Трав медвяных цветенье (СИ) - Стрекалова Татьяна. Страница 69

– Вот то-то и оно… – уныло вздохнул Стах. – Потому и еду. Ехал, то есть. Теперь-то обождать придётся… – он обернулся и подтянул тулуп, укрывая Василя.

Василь лежал, как неживой. В полуприкрытых, будто плёнкой застланных глазах отражалась неясная высь.

– Долго ещё? – спросил Иван.

– Да нет… – Стах закрутил головой, следя за мелькающими сквозь ветви сизыми просветами.

– Да вон она, уж видна, – подал голос молчаливый Хартика, – сосна-то…

Рукавицей он указал в темноту. Гназды молча проследили за ней – и переспросили:

– Сосна?

– Сосна, – кивнул Харитон. – Вон, макушка ломаная…

Гназды почтительно повздыхали:

– Ну, и глаз у тебя, товарчу!

Тот хмыкнул:

– Да я и не глядя знаю, где свернуть…

И точно. Свернули. Только тускло серела впереди расплывчатая полоска, не будь её – как в чернила бы окунулись. Но полоска тлела где-то под глухо бухающими копытами, порой еловые лапы проползали по склонённым головам и покорным спинам, а за шиворот обваливался ком снега – и это убеждало, что вокруг не мир иной, а обычный лес, а впереди обычный путь, который рано ли, поздно кончится. Хотя тишина стояла потусторонняя. Разве что потрескивало временами: то ли ветки, то ли мороз…

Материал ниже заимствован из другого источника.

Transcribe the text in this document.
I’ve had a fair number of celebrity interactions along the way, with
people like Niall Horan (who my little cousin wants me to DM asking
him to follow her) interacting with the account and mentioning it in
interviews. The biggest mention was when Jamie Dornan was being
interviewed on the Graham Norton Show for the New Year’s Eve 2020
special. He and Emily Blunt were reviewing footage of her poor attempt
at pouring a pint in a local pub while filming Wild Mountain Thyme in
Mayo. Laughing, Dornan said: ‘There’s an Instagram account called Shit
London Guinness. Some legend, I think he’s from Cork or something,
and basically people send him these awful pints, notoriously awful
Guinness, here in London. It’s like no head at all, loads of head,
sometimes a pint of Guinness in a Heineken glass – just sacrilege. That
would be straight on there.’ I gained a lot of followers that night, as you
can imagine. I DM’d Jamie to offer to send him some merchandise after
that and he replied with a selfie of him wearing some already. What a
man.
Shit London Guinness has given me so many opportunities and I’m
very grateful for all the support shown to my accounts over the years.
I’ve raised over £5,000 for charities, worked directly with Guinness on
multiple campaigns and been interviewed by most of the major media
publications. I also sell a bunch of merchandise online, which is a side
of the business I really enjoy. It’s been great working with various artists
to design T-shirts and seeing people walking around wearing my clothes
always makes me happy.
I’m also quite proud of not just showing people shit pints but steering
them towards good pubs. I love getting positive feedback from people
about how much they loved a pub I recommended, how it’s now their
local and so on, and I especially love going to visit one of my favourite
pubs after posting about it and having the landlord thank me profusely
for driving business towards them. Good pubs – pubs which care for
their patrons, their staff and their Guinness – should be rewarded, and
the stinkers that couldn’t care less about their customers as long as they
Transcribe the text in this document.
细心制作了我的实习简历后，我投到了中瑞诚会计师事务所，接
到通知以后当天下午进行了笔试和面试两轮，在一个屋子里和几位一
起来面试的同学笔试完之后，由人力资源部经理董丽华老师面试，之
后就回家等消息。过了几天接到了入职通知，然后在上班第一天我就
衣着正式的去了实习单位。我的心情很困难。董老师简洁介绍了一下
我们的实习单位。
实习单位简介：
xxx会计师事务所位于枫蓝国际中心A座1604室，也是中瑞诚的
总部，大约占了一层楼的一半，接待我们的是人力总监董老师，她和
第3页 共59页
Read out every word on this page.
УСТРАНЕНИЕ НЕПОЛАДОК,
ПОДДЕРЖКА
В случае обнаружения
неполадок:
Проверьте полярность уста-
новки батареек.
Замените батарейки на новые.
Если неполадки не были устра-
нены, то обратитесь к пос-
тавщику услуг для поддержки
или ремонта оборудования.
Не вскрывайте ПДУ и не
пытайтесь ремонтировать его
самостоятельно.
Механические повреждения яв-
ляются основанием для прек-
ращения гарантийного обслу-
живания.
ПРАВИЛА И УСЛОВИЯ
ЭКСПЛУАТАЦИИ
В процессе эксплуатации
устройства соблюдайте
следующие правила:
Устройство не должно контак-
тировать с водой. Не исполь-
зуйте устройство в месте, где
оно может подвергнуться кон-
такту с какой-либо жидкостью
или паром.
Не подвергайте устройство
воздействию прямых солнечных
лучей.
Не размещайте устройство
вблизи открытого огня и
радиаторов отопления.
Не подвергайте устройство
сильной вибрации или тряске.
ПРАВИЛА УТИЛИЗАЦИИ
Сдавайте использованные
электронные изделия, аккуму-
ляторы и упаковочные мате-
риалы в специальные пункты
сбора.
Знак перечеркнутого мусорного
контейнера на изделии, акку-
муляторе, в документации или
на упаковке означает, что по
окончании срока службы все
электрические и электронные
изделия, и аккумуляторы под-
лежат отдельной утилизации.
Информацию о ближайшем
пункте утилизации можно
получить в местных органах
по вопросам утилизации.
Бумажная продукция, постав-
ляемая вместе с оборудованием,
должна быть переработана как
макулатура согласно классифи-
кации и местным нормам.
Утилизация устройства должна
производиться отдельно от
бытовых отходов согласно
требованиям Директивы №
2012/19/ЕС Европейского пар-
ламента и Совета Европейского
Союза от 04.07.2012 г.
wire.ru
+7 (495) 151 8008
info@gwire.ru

Фролу тишина пришлась не по сердцу. Что, в самом деле, за гробовое безмолвие – прямо мурашки пробирают. Он поёрзал в седле, покашлял. Потрепав рукавицей лошадь по загривку, негромко заметил:

– Волков-то не слыхать… я к тому, что пороху мало…

– Так чего им тут? – пожав плечами, небрежно обронил Харт. – Заняты…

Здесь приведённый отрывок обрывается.